Will the coronavirus breathe life into the defence of necessity?
The economic impact of the coronavirus already appears likely to exceed anything we have experienced in our working lives, yet the events of the global financial crisis of 2008 provide us with some guidance on how events are likely to unfold. There will be an initial phase in which governments, businesses and individuals take steps to absorb the blows to the economy and maintain some kind of equilibrium – this, perhaps, is where most of us are now. And then, after a time, corporations will begin to study the ruins of their balance sheets, and start to consider how all those gaps in revenue might be filled. The larger part of this task will, naturally, consist of re-establishing businesses. But it will also involve considering what debts can be pursued and what claims can be made.
The coronavirus crisis is distinctive because widespread economic disruption has resulted from the actions and orders of executive governments. It’s inevitable, therefore, that at some stage in the next year or two, foreign investors who enjoy the benefits of investment treaty protections will begin to consider whether they have any recourse against host governments through investor-state dispute resolution mechanisms.
If that occurs, then the customary international law defence of necessity will assume an unprecedented importance in investor-state disputes. In very broad terms, the defence of necessity excuses a state from a breach of an international obligation in particular circumstances, though precisely what those circumstances are is the subject of extensive academic debate. The International Law Commission (“ILC”) has, in Article 25 of the Articles of State Responsibility (“ASR”), formulated the test that the defence of necessity could only be invoked when the act taken by the state was “the only way for the State to safeguard an essential interest against a grave and imminent peril”, and provided that the State itself had not contributed to the state of necessity.

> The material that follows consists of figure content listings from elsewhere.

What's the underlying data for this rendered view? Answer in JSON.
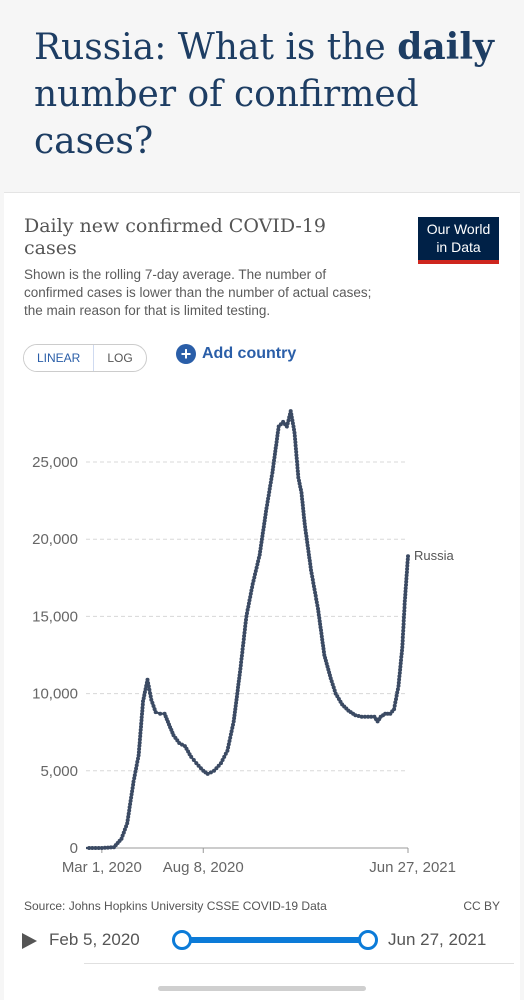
{
  "page": {
    "title_prefix": "Russia: What is the ",
    "title_bold": "daily",
    "title_suffix": " number of confirmed cases?"
  },
  "chart_card": {
    "title": "Daily new confirmed COVID-19 cases",
    "subtitle": "Shown is the rolling 7-day average. The number of confirmed cases is lower than the number of actual cases; the main reason for that is limited testing.",
    "logo_line1": "Our World",
    "logo_line2": "in Data",
    "toggle_linear": "LINEAR",
    "toggle_log": "LOG",
    "add_country": "Add country",
    "source": "Source: Johns Hopkins University CSSE COVID-19 Data",
    "license": "CC BY"
  },
  "timeline": {
    "start": "Feb 5, 2020",
    "end": "Jun 27, 2021"
  },
  "colors": {
    "line": "#3b4a63",
    "accent": "#2a5ea8",
    "slider": "#0c7bd8",
    "logo_bg": "#002147",
    "logo_bar": "#ce261e"
  },
  "chart_data": {
    "type": "line",
    "title": "Daily new confirmed COVID-19 cases",
    "subtitle": "Shown is the rolling 7-day average. The number of confirmed cases is lower than the number of actual cases; the main reason for that is limited testing.",
    "x_ticks": [
      "Mar 1, 2020",
      "Aug 8, 2020",
      "Jun 27, 2021"
    ],
    "y_ticks": [
      "0",
      "5,000",
      "10,000",
      "15,000",
      "20,000",
      "25,000"
    ],
    "ylim": [
      0,
      28500
    ],
    "xlim": [
      "2020-02-05",
      "2021-06-27"
    ],
    "grid": "horizontal",
    "legend": "label at line end",
    "series": [
      {
        "name": "Russia",
        "points": [
          [
            "2020-02-05",
            0
          ],
          [
            "2020-03-01",
            0
          ],
          [
            "2020-03-20",
            50
          ],
          [
            "2020-04-01",
            600
          ],
          [
            "2020-04-10",
            1600
          ],
          [
            "2020-04-20",
            4300
          ],
          [
            "2020-04-28",
            6000
          ],
          [
            "2020-05-05",
            9500
          ],
          [
            "2020-05-12",
            10900
          ],
          [
            "2020-05-18",
            9600
          ],
          [
            "2020-05-25",
            8800
          ],
          [
            "2020-06-01",
            8700
          ],
          [
            "2020-06-08",
            8700
          ],
          [
            "2020-06-15",
            8000
          ],
          [
            "2020-06-22",
            7300
          ],
          [
            "2020-07-01",
            6800
          ],
          [
            "2020-07-10",
            6600
          ],
          [
            "2020-07-20",
            5900
          ],
          [
            "2020-07-28",
            5500
          ],
          [
            "2020-08-08",
            5000
          ],
          [
            "2020-08-15",
            4800
          ],
          [
            "2020-08-25",
            5000
          ],
          [
            "2020-09-05",
            5500
          ],
          [
            "2020-09-15",
            6300
          ],
          [
            "2020-09-25",
            8200
          ],
          [
            "2020-10-05",
            11400
          ],
          [
            "2020-10-15",
            15000
          ],
          [
            "2020-10-25",
            17100
          ],
          [
            "2020-11-05",
            19000
          ],
          [
            "2020-11-15",
            21800
          ],
          [
            "2020-11-25",
            24300
          ],
          [
            "2020-12-05",
            27300
          ],
          [
            "2020-12-12",
            27600
          ],
          [
            "2020-12-18",
            27300
          ],
          [
            "2020-12-24",
            28300
          ],
          [
            "2020-12-30",
            26900
          ],
          [
            "2021-01-05",
            24000
          ],
          [
            "2021-01-10",
            23000
          ],
          [
            "2021-01-15",
            21000
          ],
          [
            "2021-01-25",
            18000
          ],
          [
            "2021-02-05",
            15500
          ],
          [
            "2021-02-15",
            12500
          ],
          [
            "2021-02-25",
            11000
          ],
          [
            "2021-03-05",
            10000
          ],
          [
            "2021-03-15",
            9300
          ],
          [
            "2021-03-25",
            8900
          ],
          [
            "2021-04-05",
            8600
          ],
          [
            "2021-04-15",
            8500
          ],
          [
            "2021-04-25",
            8500
          ],
          [
            "2021-05-05",
            8500
          ],
          [
            "2021-05-10",
            8200
          ],
          [
            "2021-05-15",
            8500
          ],
          [
            "2021-05-22",
            8700
          ],
          [
            "2021-05-30",
            8700
          ],
          [
            "2021-06-05",
            9000
          ],
          [
            "2021-06-12",
            10500
          ],
          [
            "2021-06-18",
            13000
          ],
          [
            "2021-06-22",
            16000
          ],
          [
            "2021-06-27",
            18900
          ]
        ]
      }
    ]
  }
}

Necessity has seldom been invoked as a defence in investor-state disputes, except that Argentina has made several attempts to argue that it was necessary for it to take certain steps in response to economic crises in those countries. CMS Gas Transmission Company v The Argentine Republic was a dispute that arose from an Emergency Law passed in Argentina regulating tariffs in the gas industry, which CMS claimed had deprived it of 75% of its domestic tariff revenue. Argentina argued that the Emergency Law was a necessary response to the country’s economic circumstances. The tribunal applied the standard in Article 25 of the ASR and found that the Emergency Law was not “the only way” in which the government could have approached the crisis – there were (as the ILC put it) “other (otherwise lawful) means available, even if they may be more costly or less convenient”.
There’s encouragement for states in the fact that tribunals have been generally receptive to the availability of necessity as a defence, at least as a matter of theory. Persuading tribunals that circumstances of necessity actually exist has been more difficult, however.

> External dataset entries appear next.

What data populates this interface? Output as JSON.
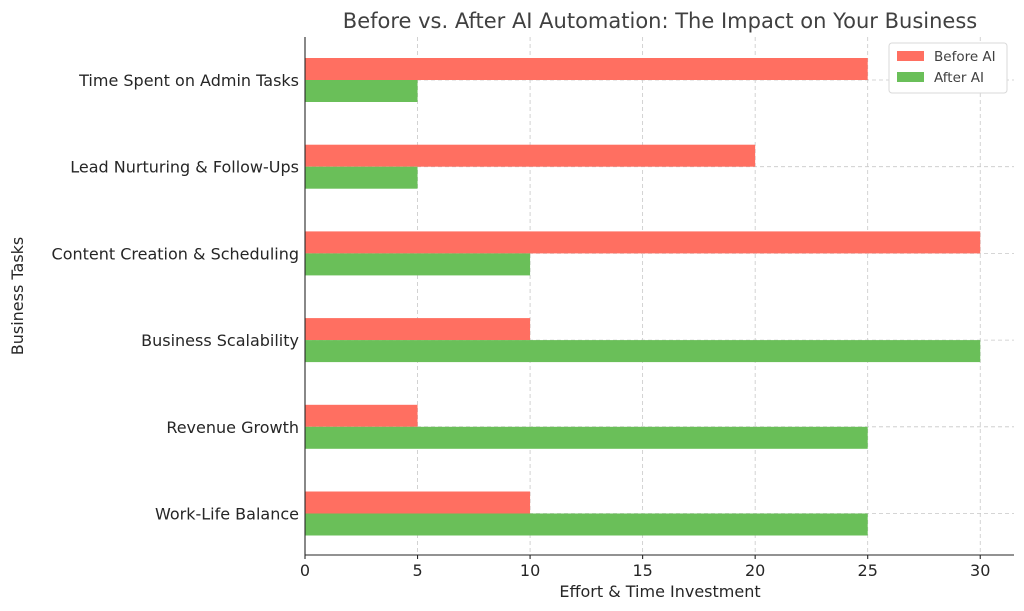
{
  "chart_data": {
    "type": "bar",
    "orientation": "horizontal",
    "title": "Before vs. After AI Automation: The Impact on Your Business",
    "xlabel": "Effort & Time Investment",
    "ylabel": "Business Tasks",
    "xlim": [
      0,
      31.5
    ],
    "xticks": [
      0,
      5,
      10,
      15,
      20,
      25,
      30
    ],
    "categories": [
      "Time Spent on Admin Tasks",
      "Lead Nurturing & Follow-Ups",
      "Content Creation & Scheduling",
      "Business Scalability",
      "Revenue Growth",
      "Work-Life Balance"
    ],
    "series": [
      {
        "name": "Before AI",
        "color": "#ff6f61",
        "values": [
          25,
          20,
          30,
          10,
          5,
          10
        ]
      },
      {
        "name": "After AI",
        "color": "#6abf59",
        "values": [
          5,
          5,
          10,
          30,
          25,
          25
        ]
      }
    ],
    "grid": true,
    "legend_position": "top-right"
  }
}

In the ICSID case, von Pezold v Republic of Zimbabwe, Zimbabwe sought to justify the acquisition of farms owned by German and Swiss investors, under its Land Reform Program, on the basis of necessity. It was common ground in that case that Article 25 of the ASR defined the applicable standards. In this case, the tribunal found that the “essential interest” protected by the Land Reform Program was “to ensure the survival of the incumbent Government and its President at a political level” – which was not “a threat to the State itself”.

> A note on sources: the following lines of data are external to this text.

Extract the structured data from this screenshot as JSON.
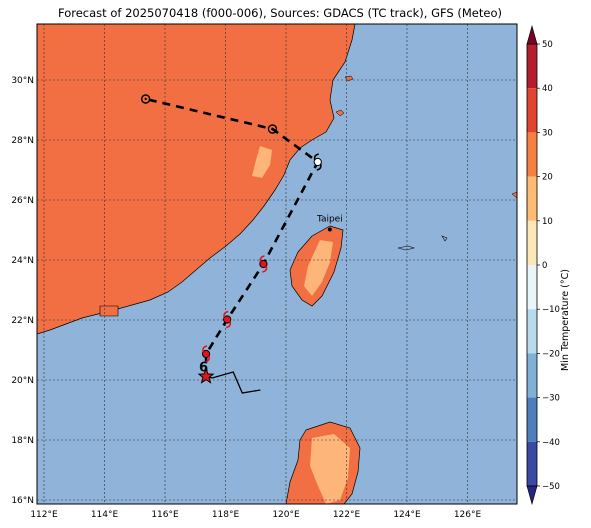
{
  "title": "Forecast of 2025070418 (f000-006), Sources: GDACS (TC track), GFS (Meteo)",
  "map": {
    "lon_range": [
      111.8,
      127.7
    ],
    "lat_range": [
      15.9,
      31.9
    ],
    "x_ticks": [
      "112°E",
      "114°E",
      "116°E",
      "118°E",
      "120°E",
      "122°E",
      "124°E",
      "126°E"
    ],
    "y_ticks": [
      "16°N",
      "18°N",
      "20°N",
      "22°N",
      "24°N",
      "26°N",
      "28°N",
      "30°N"
    ],
    "gridlines": true,
    "ocean_color": "#8fb3d9",
    "land_color": "#f16f43",
    "warm_land_color": "#fdb57a",
    "city_label": "Taipei",
    "city_lon": 121.5,
    "city_lat": 25.05
  },
  "track": {
    "points": [
      {
        "lon": 117.4,
        "lat": 20.15,
        "symbol": "star"
      },
      {
        "lon": 117.4,
        "lat": 20.9,
        "symbol": "tc-red"
      },
      {
        "lon": 118.1,
        "lat": 22.05,
        "symbol": "tc-red"
      },
      {
        "lon": 119.3,
        "lat": 23.9,
        "symbol": "tc-red"
      },
      {
        "lon": 121.1,
        "lat": 27.3,
        "symbol": "tc-black"
      },
      {
        "lon": 119.6,
        "lat": 28.4,
        "symbol": "circle"
      },
      {
        "lon": 115.4,
        "lat": 29.4,
        "symbol": "circle"
      }
    ],
    "history": [
      {
        "lon": 117.6,
        "lat": 20.1
      },
      {
        "lon": 118.3,
        "lat": 20.3
      },
      {
        "lon": 118.6,
        "lat": 19.6
      },
      {
        "lon": 119.2,
        "lat": 19.7
      }
    ],
    "start_marker_label": "6"
  },
  "colorbar": {
    "label": "Min Temperature (°C)",
    "ticks": [
      "50",
      "40",
      "30",
      "20",
      "10",
      "0",
      "−10",
      "−20",
      "−30",
      "−40",
      "−50"
    ],
    "colors": [
      "#7a0224",
      "#b51c2e",
      "#e1442f",
      "#f58042",
      "#fdbb74",
      "#fde7b8",
      "#e9f5f9",
      "#b7dbeb",
      "#7eb1d5",
      "#4d7fbd",
      "#3a4aa2",
      "#282582"
    ]
  }
}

These are only two examples, but they demonstrate how difficult it has been for states to shield behind a defence of necessity. In particular, the test proposed in Article 25 of the ASR is unrelentingly demanding, insisting that the action taken must have been “the only way” in which the state could have addressed its problem. States that are called upon to justify the measures they have taken against Covid-19 ought to have little trouble establishing that there was a “grave and imminent peril”; whether the steps that have been taken were the “only” available response may be fertile territory for future disputes.